Pbro.Dante De Sanzzi
Muchas veces en nuestro caminar
apostólico, perdemos una de las riquezas más grandes que dejó el Señor para
nuestra vida de fe: la admiración.
Admirar es mirar con devoción y
ternura todo lo que existe, lo que me rodea. Por todo esto admiramos (adoramos)
a Dios.
A la vez, se nos pide admirar la
creación. Nuestra vocación misionera tiende a ello. Dentro de las dificultades
y a veces las penas que descubrimos en los hombres, no tenemos que dejar pasar
este don de Dios.
En el dolor y en las cosas poco
agradables que podemos vivir, tenemos que saber admirar. Esto es descubrir,
también, la mirada de Dios ante lo negativo y pesado de la existencia.
En varias oportunidades he visto y
palpado con “admiración” el romanticismo que se pone en las misiones. Es tener
la mirada pura y franca para corregir este aspecto de la evangelización, que es
una de las fallas que nos hacen sentir frustrados.

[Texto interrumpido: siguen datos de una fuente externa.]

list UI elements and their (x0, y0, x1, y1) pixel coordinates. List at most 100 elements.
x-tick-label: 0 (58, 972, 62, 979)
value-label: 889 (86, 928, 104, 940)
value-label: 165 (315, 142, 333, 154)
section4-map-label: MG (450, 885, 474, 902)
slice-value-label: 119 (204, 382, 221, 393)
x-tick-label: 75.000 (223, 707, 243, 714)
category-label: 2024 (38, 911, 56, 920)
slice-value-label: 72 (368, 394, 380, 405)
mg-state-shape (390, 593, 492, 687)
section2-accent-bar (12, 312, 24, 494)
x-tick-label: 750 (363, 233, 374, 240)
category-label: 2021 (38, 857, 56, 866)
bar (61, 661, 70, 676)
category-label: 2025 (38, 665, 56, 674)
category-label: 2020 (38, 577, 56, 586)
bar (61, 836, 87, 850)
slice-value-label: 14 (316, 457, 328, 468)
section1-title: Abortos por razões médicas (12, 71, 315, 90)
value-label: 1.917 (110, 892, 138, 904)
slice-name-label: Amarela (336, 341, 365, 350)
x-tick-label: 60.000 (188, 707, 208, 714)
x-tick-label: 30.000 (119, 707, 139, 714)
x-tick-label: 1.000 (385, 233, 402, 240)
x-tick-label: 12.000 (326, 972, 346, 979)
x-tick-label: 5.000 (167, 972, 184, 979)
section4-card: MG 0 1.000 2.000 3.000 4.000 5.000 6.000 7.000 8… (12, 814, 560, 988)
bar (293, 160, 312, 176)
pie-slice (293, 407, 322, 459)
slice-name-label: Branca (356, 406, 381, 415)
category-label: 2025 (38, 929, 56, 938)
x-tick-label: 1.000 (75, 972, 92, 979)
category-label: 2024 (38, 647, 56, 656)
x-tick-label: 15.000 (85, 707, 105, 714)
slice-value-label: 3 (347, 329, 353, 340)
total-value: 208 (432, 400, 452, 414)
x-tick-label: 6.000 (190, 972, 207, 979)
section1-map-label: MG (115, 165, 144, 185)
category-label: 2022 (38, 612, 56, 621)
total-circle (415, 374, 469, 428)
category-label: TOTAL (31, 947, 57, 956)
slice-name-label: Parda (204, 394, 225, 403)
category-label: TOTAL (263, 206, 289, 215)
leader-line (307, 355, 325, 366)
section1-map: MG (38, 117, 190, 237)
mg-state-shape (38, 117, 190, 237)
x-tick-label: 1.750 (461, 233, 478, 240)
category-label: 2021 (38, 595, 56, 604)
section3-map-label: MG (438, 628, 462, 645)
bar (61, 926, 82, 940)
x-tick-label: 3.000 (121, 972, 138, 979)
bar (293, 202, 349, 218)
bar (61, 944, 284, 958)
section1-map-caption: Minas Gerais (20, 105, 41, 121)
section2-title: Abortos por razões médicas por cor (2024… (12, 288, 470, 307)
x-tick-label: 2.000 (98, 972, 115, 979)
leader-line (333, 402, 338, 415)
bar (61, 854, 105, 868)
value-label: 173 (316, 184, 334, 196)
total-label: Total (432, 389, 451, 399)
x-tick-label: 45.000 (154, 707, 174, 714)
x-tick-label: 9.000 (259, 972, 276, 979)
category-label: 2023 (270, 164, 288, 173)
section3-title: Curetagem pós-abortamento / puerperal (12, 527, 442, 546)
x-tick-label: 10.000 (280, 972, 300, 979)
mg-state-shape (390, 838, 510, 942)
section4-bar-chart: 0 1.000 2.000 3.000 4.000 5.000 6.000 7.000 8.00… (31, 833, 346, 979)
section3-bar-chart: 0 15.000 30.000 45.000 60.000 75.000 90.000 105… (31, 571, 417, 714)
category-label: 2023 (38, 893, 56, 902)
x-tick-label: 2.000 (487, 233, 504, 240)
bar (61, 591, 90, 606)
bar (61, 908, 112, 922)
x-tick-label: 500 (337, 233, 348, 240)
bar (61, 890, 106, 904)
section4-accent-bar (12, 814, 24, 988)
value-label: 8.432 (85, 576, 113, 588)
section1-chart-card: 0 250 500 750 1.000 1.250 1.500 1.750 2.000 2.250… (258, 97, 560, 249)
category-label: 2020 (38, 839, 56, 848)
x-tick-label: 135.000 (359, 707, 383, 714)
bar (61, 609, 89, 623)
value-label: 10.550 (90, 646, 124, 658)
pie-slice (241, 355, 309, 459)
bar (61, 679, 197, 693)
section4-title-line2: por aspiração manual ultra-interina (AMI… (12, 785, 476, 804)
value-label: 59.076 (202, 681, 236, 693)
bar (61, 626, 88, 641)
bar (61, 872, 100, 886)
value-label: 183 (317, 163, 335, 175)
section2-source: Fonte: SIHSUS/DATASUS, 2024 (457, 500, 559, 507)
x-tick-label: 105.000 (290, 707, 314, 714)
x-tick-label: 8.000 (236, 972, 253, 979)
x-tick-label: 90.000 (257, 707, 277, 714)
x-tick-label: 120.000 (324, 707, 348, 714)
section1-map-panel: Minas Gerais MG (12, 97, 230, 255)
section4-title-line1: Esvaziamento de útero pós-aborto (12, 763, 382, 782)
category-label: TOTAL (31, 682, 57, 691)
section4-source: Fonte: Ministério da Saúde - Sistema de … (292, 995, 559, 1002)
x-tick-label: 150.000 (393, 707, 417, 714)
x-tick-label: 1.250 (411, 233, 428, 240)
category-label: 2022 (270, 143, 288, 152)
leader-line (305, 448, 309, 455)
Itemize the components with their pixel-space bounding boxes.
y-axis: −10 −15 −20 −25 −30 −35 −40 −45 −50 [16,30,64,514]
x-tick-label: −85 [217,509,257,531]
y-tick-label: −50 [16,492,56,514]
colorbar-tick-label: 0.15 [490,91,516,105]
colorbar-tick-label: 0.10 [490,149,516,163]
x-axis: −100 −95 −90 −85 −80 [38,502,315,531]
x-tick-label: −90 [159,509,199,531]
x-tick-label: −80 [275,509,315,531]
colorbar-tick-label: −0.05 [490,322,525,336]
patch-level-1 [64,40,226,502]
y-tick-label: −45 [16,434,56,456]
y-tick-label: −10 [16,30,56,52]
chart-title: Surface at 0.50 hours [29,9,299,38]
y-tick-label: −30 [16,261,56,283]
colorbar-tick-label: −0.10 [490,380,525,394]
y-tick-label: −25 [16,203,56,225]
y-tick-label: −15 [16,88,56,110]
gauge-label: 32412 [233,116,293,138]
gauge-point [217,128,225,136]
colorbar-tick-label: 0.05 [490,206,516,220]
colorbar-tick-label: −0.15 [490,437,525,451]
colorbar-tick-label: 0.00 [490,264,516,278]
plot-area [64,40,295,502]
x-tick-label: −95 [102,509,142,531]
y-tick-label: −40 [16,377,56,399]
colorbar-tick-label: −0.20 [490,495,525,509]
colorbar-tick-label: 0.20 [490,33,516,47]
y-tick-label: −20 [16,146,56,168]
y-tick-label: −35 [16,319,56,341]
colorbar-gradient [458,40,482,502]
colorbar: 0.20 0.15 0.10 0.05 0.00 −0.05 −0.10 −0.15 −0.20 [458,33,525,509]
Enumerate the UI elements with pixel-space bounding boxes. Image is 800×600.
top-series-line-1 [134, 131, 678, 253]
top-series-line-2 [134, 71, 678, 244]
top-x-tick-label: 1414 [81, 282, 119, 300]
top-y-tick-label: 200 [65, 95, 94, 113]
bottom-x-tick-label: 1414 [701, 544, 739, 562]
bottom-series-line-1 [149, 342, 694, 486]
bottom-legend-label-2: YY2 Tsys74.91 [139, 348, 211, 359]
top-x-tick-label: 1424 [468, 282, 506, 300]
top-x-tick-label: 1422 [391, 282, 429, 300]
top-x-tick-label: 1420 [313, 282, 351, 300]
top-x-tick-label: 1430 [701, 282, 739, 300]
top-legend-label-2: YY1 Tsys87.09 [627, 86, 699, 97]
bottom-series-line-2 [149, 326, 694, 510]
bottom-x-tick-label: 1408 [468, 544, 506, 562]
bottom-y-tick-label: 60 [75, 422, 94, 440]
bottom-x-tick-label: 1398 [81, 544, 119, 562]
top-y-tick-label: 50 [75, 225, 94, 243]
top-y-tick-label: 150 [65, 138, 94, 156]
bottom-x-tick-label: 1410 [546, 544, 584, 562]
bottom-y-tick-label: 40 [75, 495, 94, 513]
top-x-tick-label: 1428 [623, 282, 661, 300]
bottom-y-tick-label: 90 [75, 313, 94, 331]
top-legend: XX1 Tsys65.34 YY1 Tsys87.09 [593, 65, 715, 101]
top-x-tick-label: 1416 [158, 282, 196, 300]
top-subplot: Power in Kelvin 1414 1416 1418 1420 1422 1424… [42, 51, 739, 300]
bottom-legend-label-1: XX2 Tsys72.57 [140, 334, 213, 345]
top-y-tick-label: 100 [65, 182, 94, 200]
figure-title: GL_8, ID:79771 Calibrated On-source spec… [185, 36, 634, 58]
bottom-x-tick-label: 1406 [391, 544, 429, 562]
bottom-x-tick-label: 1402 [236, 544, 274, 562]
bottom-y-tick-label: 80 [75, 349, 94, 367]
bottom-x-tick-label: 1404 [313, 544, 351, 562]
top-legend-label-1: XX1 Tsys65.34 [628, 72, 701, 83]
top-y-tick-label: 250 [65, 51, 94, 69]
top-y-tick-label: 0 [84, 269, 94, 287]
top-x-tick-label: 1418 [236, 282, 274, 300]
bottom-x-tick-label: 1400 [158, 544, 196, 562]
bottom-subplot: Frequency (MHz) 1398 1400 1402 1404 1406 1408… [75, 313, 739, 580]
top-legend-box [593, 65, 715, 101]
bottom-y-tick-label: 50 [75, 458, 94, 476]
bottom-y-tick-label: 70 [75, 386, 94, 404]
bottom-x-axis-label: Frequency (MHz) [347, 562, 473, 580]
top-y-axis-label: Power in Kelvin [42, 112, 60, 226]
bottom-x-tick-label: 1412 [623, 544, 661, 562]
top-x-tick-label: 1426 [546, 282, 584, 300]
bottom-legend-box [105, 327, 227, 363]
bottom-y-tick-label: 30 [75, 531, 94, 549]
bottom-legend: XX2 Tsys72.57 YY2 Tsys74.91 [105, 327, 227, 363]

Nuestras correrías misioneras no nos
dejan palpar la realidad que nos rodea.
El Señor Jesús invitaba a sus
discípulos a la oración personal y comunitaria, a descansar un poco, a escuchar
la Palabra por medio de sus enseñanzas, sabiendo que, parando un poco,
reflexionando algún instante, nos daríamos cuenta de cómo está la situación a
nuestro alrededor.
La Eucaristía, el perdón de los
pecados, la amistad, la mansedumbre, la paciencia, la alegría en el servicio
misional, la tranquilidad y el saber esperar los tiempos de Dios en su
manifestación, son los motivos de admiración que no pueden faltar a la hora de
salir al ruedo a llevar la Buena Noticia.
Saber que Dios vive presente en medio
nuestro y de manera constante; sólo así descubriremos el sentido de nuestra
tarea en la Iglesia misionera. Así sea.